COVID-19 in El Paso and the Pecos Valley: churches distribute food and hope

EL PASOEven as COVID-19 cases surge in El Paso, Immanuel Church and other congregations serve communities with food distribution while reopening for socially-distanced worship.

“Our economy was rising for 34 straight months. Skyscrapers were going up. Then this hit. It’s been hard on every city,” Immanuel pastor J.C. Rico told the TEXAN.

“Mother’s Day, protests, we’ll find out in a few weeks if any of that affected any kind of spike,” Rico added, noting that El Paso’s proximity to the Texas border presents further challenges as the virus spreads through South and Central America.

El Paso’s COVID-19 numbers have indeed spiked. The week ending June 27 saw the city add 990 cases—its largest single-week tally yet—El Paso’s ABC7 KVIA.com reported. The city’s uptick is mirrored across Texas, prompting Gov. Greg Abbott to pause reopening: reducing restaurant capacity, shutting bars across the state and cancelling elective surgeries in several counties.

In the best of times, El Paso knows poverty. The pandemic has exacerbated this, but it’s also given local congregations opportunities for ministry.

Immanuel Church’s food distribution expands

Even before the coronavirus, Immanuel Church operated a food pantry. But with needs increasing and COVID-19 demanding additional safety protocols, the church’s food ministry changed and expanded in late March, when Immanuel became a monthly drive-thru food distribution site for the El Pasoans Fighting Hunger food bank.

One Thursday a month, Rico and his son drive a Penske truck to the food bank, load groceries and return to church where some 25 volunteers unload and box the items to be given away that afternoon. The process is daylong, from early morning pick-up to late afternoon, when the final boxes are placed in clients’ cars.

When temperatures soar, the process is broken into two days and distribution occurs earlier on Thursday mornings.

The church’s food outreach expanded in late May when Segovia’s Distributing, Inc., a produce distributor in El Paso, received a government contract through the USDA’s Farmers to Families Food Box initiative to provide fresh produce to families through the Families First Coronavirus Response Act.

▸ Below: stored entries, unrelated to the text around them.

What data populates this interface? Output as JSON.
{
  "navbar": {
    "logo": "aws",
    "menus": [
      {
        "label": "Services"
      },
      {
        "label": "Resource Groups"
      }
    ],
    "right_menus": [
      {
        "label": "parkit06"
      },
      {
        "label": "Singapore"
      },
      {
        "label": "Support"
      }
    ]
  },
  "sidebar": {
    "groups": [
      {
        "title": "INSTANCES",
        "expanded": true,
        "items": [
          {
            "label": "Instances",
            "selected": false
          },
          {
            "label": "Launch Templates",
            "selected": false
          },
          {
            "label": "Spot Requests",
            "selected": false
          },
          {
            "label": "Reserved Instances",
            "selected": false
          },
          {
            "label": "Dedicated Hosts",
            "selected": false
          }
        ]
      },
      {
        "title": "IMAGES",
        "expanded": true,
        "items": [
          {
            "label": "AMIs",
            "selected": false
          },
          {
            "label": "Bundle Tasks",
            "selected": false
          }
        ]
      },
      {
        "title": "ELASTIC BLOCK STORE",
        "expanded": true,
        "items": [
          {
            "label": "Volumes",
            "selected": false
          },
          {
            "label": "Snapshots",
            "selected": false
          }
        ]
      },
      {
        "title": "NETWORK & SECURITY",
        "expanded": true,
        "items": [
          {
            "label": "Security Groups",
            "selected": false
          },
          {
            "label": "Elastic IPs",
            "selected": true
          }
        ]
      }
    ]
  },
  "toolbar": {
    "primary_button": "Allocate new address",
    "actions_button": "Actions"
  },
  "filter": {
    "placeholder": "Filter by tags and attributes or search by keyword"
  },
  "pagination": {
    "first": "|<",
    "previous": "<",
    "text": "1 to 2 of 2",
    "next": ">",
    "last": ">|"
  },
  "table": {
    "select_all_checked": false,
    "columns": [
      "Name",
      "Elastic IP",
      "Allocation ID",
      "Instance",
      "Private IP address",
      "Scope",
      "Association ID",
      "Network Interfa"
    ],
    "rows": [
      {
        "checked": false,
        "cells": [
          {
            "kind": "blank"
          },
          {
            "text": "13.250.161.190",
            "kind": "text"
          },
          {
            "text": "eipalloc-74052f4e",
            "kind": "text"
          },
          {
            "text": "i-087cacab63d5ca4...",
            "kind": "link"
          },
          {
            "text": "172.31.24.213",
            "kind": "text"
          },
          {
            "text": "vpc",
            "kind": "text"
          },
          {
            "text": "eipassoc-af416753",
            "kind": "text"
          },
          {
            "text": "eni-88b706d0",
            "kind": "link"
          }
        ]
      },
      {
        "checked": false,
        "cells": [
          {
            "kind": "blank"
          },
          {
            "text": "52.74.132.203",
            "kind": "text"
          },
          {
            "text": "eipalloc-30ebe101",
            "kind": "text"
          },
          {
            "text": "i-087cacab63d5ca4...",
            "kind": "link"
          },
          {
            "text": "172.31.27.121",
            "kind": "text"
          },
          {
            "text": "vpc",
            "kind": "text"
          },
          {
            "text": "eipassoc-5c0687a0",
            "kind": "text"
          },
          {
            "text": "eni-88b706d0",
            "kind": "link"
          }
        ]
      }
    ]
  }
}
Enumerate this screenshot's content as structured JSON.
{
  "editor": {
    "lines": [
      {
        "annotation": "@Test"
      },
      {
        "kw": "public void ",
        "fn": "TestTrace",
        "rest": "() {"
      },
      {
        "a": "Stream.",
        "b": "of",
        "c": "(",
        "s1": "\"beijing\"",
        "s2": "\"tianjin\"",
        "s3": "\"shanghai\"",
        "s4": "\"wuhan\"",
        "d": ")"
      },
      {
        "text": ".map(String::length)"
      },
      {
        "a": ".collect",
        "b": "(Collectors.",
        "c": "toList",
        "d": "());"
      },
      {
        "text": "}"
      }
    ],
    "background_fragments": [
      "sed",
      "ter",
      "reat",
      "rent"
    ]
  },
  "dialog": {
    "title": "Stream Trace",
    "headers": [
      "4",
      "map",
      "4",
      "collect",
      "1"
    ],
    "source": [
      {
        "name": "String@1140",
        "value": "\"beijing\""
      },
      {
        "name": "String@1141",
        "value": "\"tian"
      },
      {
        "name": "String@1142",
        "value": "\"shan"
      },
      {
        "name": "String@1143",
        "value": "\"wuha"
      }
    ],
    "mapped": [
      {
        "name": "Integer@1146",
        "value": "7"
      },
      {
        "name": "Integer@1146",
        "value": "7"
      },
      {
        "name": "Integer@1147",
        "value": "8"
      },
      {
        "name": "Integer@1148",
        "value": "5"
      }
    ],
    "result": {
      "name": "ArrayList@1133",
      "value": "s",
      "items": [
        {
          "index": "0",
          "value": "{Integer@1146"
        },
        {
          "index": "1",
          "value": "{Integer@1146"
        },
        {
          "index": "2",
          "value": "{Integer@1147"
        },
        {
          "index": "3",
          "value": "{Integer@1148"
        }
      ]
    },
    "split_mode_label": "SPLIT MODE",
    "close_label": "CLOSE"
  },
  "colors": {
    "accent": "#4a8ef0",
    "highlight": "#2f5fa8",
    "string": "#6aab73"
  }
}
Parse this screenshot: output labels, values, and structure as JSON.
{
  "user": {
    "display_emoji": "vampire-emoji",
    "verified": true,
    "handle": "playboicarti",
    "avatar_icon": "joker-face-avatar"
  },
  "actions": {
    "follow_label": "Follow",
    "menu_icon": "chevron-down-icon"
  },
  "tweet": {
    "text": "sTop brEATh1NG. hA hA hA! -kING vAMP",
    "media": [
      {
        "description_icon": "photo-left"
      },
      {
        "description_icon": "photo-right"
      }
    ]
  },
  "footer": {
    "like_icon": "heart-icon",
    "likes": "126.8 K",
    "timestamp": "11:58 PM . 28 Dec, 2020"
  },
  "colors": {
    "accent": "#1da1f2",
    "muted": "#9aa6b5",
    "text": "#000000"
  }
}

A Segovia representative contacted Rico to ask if Immanuel would distribute boxes of fruits and vegetables which the company would deliver to the church three times a month. Rico said yes. Sometimes, both food bank and Segovia distributions occur on the same day. 

The produce boxes are generous: filled with potatoes, onions, carrots, celery, and seasonal fruits.

“We open up the parking lot and people drive through,” Rico said, adding that volunteers put copies of the SBTC’s Hope in Crisis disaster relief pamphlet in English and Spanish in the boxes. 

Clients are asked if they need prayer or would like a Bible.  

“We have given out 400 Bibles already,” Rico said, noting that he recently prayed with a lady who had been furloughed from her security job.

“We are giving out bread, but we want them to know there is the Bread of Life,” Rico said.

The pastor estimates that 1,500-1,800 people—some 700 families—receive food from the Immanuel site each week.

Other SBTC churches, including Semilla de Mostaza Centro Familiar Internacional, Iglesia Jezreel and Agua de Vida are also picking up food at Immanuel for distribution, Rico said.

Food distribution grows regionally

In July, First Baptist of Fort Stockton will begin receiving Segovia produce for its region. 

The church has long operated a food pantry in conjunction with the West Texas Food Bank in Odessa, which delivers prepackaged boxes to the church before its monthly distribution.

“COVID has greatly changed what we’ve done,” said Kay Northcut, church secretary. “We moved our distribution to our parking lot. We set up an awning. We don’t turn anybody down, but we do keep track of how many we feeding.”

First Baptist also takes turns with local Presbyterian and Catholic congregations to pick up donated food at Walmart, each church serving one week a month as a distribution site. The West Texas Food Bank also sends a truck to Fort Stockton each month and distributes items directly.

Northcut said First Baptist gives food to 65-70 families per month.

On July 12, Segovia will send a semi-trailer with 800 boxes of produce for the community.

Rico facilitated the contact between First Baptist and Segovia, Northcut said, adding that other churches in the Pecos Valley Baptist Association, including Collision Church in Alpine and Fort Stockton’s Immanuel Baptist, will distribute the produce and that boxes will go to the Rankin Food Pantry.

“We are just grateful to have it,” Northcut said of the Segovia produce.

Ministry continues

For pastors like Rico, the opportunity to feed the hungry is a godsend during a crisis that has paused many traditional ministries.

“It has blessed us. It’s an injection of ministry in action,” Rico said. “There’s so much need out there.”

Rico said he expects the food distribution to continue through the end of August, possibly moving to Saturdays after school starts.

In-person church services resumed June 14 at Immanuel, but online options continue as the coronavirus heralds a new normal.